When opening, the doors only require 30 cm of space on the side of the car, making them a good choice for crowding parking lots or narrow garages. They’re also packed with technological wizardry, like “capacitive, inductive, and sonar sensors” that monitor the immediate proximity of the car and avoid unwanted contact with potential obstacles.

Plus, the doors open or close automatically as the driver tries to enter or leave the Model X. Moving further inside, we find out Tesla installed what they call “monopost seats” that move independently and can also be tilted forward and back. Again, easy access in and out of the car is the primary goal here.

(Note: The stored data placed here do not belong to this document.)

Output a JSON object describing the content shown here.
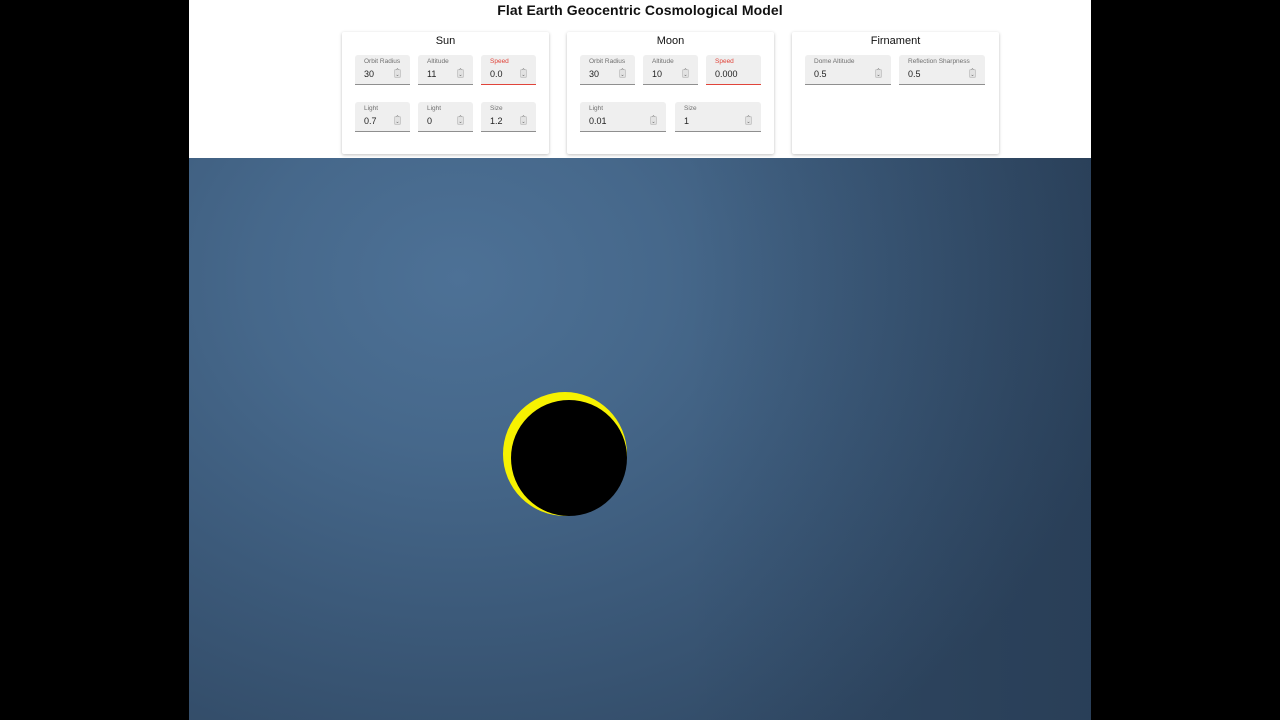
{
  "app": {
    "title": "Flat Earth Geocentric Cosmological Model"
  },
  "panels": {
    "sun": {
      "title": "Sun",
      "fields": {
        "orbit_radius": {
          "label": "Orbit Radius",
          "value": "30"
        },
        "altitude": {
          "label": "Altitude",
          "value": "11"
        },
        "speed": {
          "label": "Speed",
          "value": "0.0"
        },
        "light1": {
          "label": "Light",
          "value": "0.7"
        },
        "light2": {
          "label": "Light",
          "value": "0"
        },
        "size": {
          "label": "Size",
          "value": "1.2"
        }
      }
    },
    "moon": {
      "title": "Moon",
      "fields": {
        "orbit_radius": {
          "label": "Orbit Radius",
          "value": "30"
        },
        "altitude": {
          "label": "Altitude",
          "value": "10"
        },
        "speed": {
          "label": "Speed",
          "value": "0.000"
        },
        "light": {
          "label": "Light",
          "value": "0.01"
        },
        "size": {
          "label": "Size",
          "value": "1"
        }
      }
    },
    "firmament": {
      "title": "Firnament",
      "fields": {
        "dome_altitude": {
          "label": "Dome Altitude",
          "value": "0.5"
        },
        "reflection_sharpness": {
          "label": "Reflection Sharpness",
          "value": "0.5"
        }
      }
    }
  },
  "colors": {
    "error_accent": "#e0443a",
    "sun": "#f7f200",
    "moon": "#000000",
    "sky": "#46688b"
  },
  "icons": {
    "spinner": "number-stepper-icon"
  }
}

The tech suite inside is boosted by a 17-inch central touch screen display in charge of handling functions like navigation, communication, cabin control and vehicle data, just like it would do in a Model S.

Besides the generous space inside – split between three rows and seven seats, Tesla Model X comes with a 5,000 lb. towing capacity, which brings us to another main topic: the SUV’s powertrain. The Model X will be available – at least for now – in two versions, namely 90D and P90D. Both of them come with all-wheel drive as standard, but offer different levels of performance.

The Model X 90D offers a maximum range of 257 miles courtesy of the same 90 kWh battery pack introduced earlier this year for the Model S.

Of course, the crème de la crème remains the Tesla Model X P90D. This version comes with a 250-mile range and is able to blast from 0 to 60 mph (96 km/h) in just 3.2 seconds, assisted by the optional Ludicrous mode. The top speed for both variants is set at 155 mph (250 km/h).

The electric motor sends 259 horsepower towards the front wheels, while the remaining 503 horsepower are directed towards the rear axle. Maximum torque generated by the two electric motors is rated at a bone-shattering 713 lb-ft (967 Nm). Yes, that’s supercar territory.

The EV’s drag coefficient will also raise some eyebrows since its 0.24 value recommends it as the lowest of any SUV in history. Also, it could prove a very popular one, since around 25,000 customers have already ordered the Model X, but they’ll have to wait around one year to have their car delivered.